Readyseal and armstrong clark are probably the easiest stain products to use/ They are true oils and VOC compliant everywhere because there are little to no thinner in them.



Log and siding needs maintenance like any other product, cetol maintence ~$120/gallon. Once moisture gets under the coating its game over. Only cost effective way to re-stain that product is to media blast. And yes log and siding had some colors discontinued in particular natural light and western grey.


----------



## Holland (Feb 18, 2011)

cocomonkeynuts said:


> Readyseal and armstrong clark are probably the easiest stain products to use/ They are true oils and VOC compliant everywhere because there are little to no thinner in them.
> 
> 
> 
> Log and siding needs maintenance like any other product, cetol maintence ~$120/gallon. Once moisture gets under the coating its game over. Only cost effective way to re-stain that product is to media blast. And yes log and siding had some colors discontinued in particular natural light and western grey.
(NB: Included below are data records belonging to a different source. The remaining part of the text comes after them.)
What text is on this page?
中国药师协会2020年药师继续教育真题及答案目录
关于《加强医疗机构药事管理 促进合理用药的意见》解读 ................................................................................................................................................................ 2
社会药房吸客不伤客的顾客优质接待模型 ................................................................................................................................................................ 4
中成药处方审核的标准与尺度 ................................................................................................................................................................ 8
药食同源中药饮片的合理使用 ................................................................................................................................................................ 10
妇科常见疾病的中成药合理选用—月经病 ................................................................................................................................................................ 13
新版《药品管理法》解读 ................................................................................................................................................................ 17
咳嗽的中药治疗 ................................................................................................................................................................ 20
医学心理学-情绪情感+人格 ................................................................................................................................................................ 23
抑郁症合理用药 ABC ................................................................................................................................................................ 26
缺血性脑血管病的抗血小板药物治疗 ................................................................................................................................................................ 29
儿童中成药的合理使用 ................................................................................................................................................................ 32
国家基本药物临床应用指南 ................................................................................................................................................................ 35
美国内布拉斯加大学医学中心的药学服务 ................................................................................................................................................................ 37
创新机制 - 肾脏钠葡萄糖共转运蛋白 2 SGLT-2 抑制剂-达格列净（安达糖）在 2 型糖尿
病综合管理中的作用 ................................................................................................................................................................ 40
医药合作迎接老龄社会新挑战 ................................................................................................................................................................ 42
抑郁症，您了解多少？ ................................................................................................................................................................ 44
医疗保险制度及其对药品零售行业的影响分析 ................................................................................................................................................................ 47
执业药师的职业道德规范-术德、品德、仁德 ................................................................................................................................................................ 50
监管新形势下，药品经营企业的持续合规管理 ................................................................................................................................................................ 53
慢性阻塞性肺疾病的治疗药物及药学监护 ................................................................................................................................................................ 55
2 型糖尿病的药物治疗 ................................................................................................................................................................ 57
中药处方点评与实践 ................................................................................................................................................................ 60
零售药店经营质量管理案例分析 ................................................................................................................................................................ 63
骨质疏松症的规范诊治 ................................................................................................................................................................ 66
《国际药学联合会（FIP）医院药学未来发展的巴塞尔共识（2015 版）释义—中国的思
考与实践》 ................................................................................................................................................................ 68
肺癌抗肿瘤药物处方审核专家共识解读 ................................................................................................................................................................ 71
The price doesn't scare me, because nothing else comes close to duplicating the look and feel of L+S. I agree that any film-forming stain is doomed on a deck.

I would posit that L+S is no worse than paint/primer when on siding, and may actually be better. One of the better options for fine wood siding!

I feel comfortable using L+S (even though a film-forming product that requires maintenance every few years) because, as it is intended for siding, water tends to run off these surfaces.

The two step approach is what seems to make it better...the first step seals, the second step bonds and gives it that beautiful finish (like you might see on a Frank Lloyd Wright house).

https://www.flickr.com/photos/blakewylie/338817155/


----------



## cocomonkeynuts (Apr 14, 2017)

Holland said:


> The price doesn't scare me, because nothing else comes close to duplicating the look and feel of L+S. I agree that any film-forming stain is doomed on a deck.
> 
> I would posit that L+S is no worse than paint/primer when on siding, and may actually be better. One of the better options for fine wood siding!
> 
> ...


Oh yeah L&S and 123 have a particular look to them.

The issue I have is the retail outlets, manufacturers, and applicators were selling these product as the end all solution to exterior log maintenance in that it would last 20+ years without recoating. Not only is that not true but you can't get many of them anymore since PPG changed all the products, colors and more than doubled the price from just 8 years ago. Wish they still had the alkyd solid deck stain, that stuff was bullet proof (still have a quite a few cans of various colors).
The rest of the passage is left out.